In relation to the deprivation of liberty provisions, the new amendments make a fundamental change to previously understood laws on the deprivation of liberty of children. Prior to this, the deprivation of liberty of children in children's homes had to be sanctioned by a court order in accordance with the Children's Homes Regulations 2015. However, there is a significant amendment introduced which now allows for the restraint of deprivation of liberty of children "in accordance with an exercise of powers under Schedule 21 to the Coronavirus Act 2020". That Schedule relates to the powers conferred on public health officials in relation to "potentially infectious persons". Essentially, children may be restrained and/or detained within their children's home if they are infected with coronavirus. Further, where children are detained on the date of expiry (25th September 2020), they shall continue to be so as if the coronavirus regulations remained in force. The provisions are silent on when this should be lifted or reviewed.

There are a huge number of smaller but significant amendments brought into force by these provisions.

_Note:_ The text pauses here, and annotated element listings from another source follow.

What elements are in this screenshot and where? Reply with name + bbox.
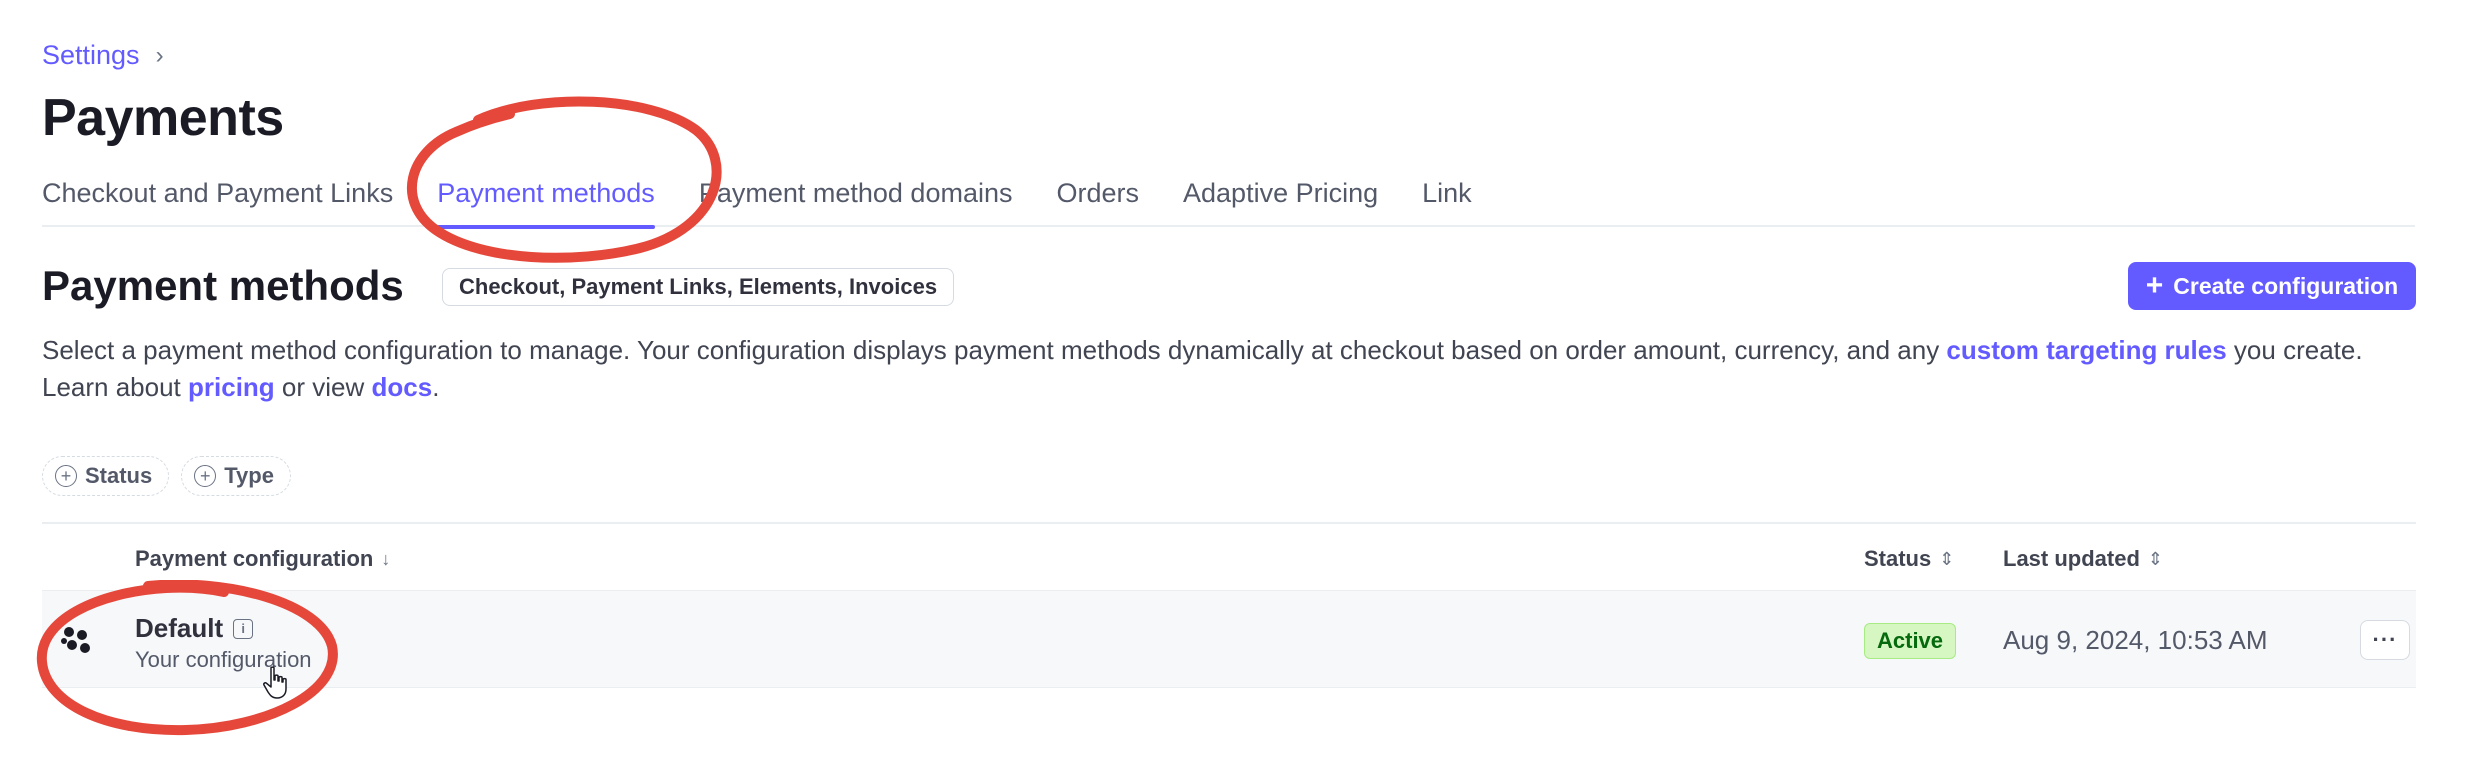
configuration-name-label: Default	[135, 613, 224, 643]
column-header-label: Last updated	[2003, 546, 2140, 571]
status-filter-label: Status	[85, 463, 153, 488]
column-header-status[interactable]: Status ⇕	[1864, 546, 1954, 572]
description-text-3: or view	[274, 372, 372, 402]
column-header-label: Status	[1864, 546, 1932, 571]
type-filter-button[interactable]: + Type	[181, 456, 291, 496]
create-configuration-label: Create configuration	[2173, 272, 2399, 299]
sort-down-icon: ↓	[381, 548, 391, 569]
filter-bar: + Status + Type	[42, 456, 291, 496]
breadcrumb: Settings ›	[42, 40, 164, 71]
scope-badge: Checkout, Payment Links, Elements, Invoi…	[442, 268, 955, 306]
sort-icon: ⇕	[1939, 548, 1955, 569]
breadcrumb-settings-link[interactable]: Settings	[42, 40, 140, 71]
hand-pointer-cursor-icon	[263, 666, 287, 699]
pricing-link[interactable]: pricing	[188, 372, 275, 402]
status-filter-button[interactable]: + Status	[42, 456, 170, 496]
section-title: Payment methods	[42, 262, 404, 309]
settings-tabs: Checkout and Payment Links Payment metho…	[42, 172, 2415, 229]
last-updated-value: Aug 9, 2024, 10:53 AM	[2003, 625, 2268, 655]
create-configuration-button[interactable]: + Create configuration	[2128, 262, 2416, 310]
sort-icon: ⇕	[2147, 548, 2163, 569]
add-circle-icon: +	[55, 465, 77, 487]
page-title: Payments	[42, 89, 284, 147]
payment-config-dots-icon	[61, 627, 90, 653]
type-filter-label: Type	[224, 463, 274, 488]
table-row[interactable]: Default i Your configuration Active Aug …	[42, 590, 2416, 688]
section-description: Select a payment method configuration to…	[42, 332, 2422, 406]
configuration-name: Default i	[135, 613, 254, 644]
tab-orders[interactable]: Orders	[1034, 172, 1161, 227]
more-actions-button[interactable]: ···	[2360, 620, 2410, 660]
description-text-4: .	[432, 372, 440, 402]
description-text-1: Select a payment method configuration to…	[42, 335, 1947, 365]
add-circle-icon: +	[194, 465, 217, 487]
chevron-right-icon: ›	[155, 41, 164, 69]
tab-payment-methods[interactable]: Payment methods	[415, 172, 677, 229]
plus-icon: +	[2145, 269, 2164, 302]
tab-adaptive-pricing[interactable]: Adaptive Pricing	[1161, 172, 1400, 227]
custom-targeting-rules-link[interactable]: custom targeting rules	[1946, 335, 2226, 365]
info-icon[interactable]: i	[233, 618, 254, 639]
tab-payment-method-domains[interactable]: Payment method domains	[677, 172, 1035, 227]
status-badge: Active	[1864, 623, 1957, 659]
column-header-label: Payment configuration	[135, 546, 374, 571]
docs-link[interactable]: docs	[372, 372, 433, 402]
tab-link[interactable]: Link	[1400, 172, 1494, 227]
column-header-last-updated[interactable]: Last updated ⇕	[2003, 546, 2163, 572]
tab-checkout-and-payment-links[interactable]: Checkout and Payment Links	[42, 172, 415, 227]
column-header-payment-configuration[interactable]: Payment configuration ↓	[135, 546, 390, 572]
table-divider	[42, 522, 2416, 524]
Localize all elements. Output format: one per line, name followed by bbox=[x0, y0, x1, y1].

It is important for all practitioners to be aware of the reduced obligations on local authorities during this crisis and the potential challenges this may present as proceedings are ongoing in the pandemic. Fortunately, little has been altered in terms of the obligation to promote and provide contact for families, which is something the local authority must continue to promote and offer in some form. However, the recourse to third party review and independent analysis of the conditions for looked after children throughout this pandemic have been sorely affected and practitioners on all sides must be alive to this to ensure that looked after children do not fall through the cracks at such a dangerous time.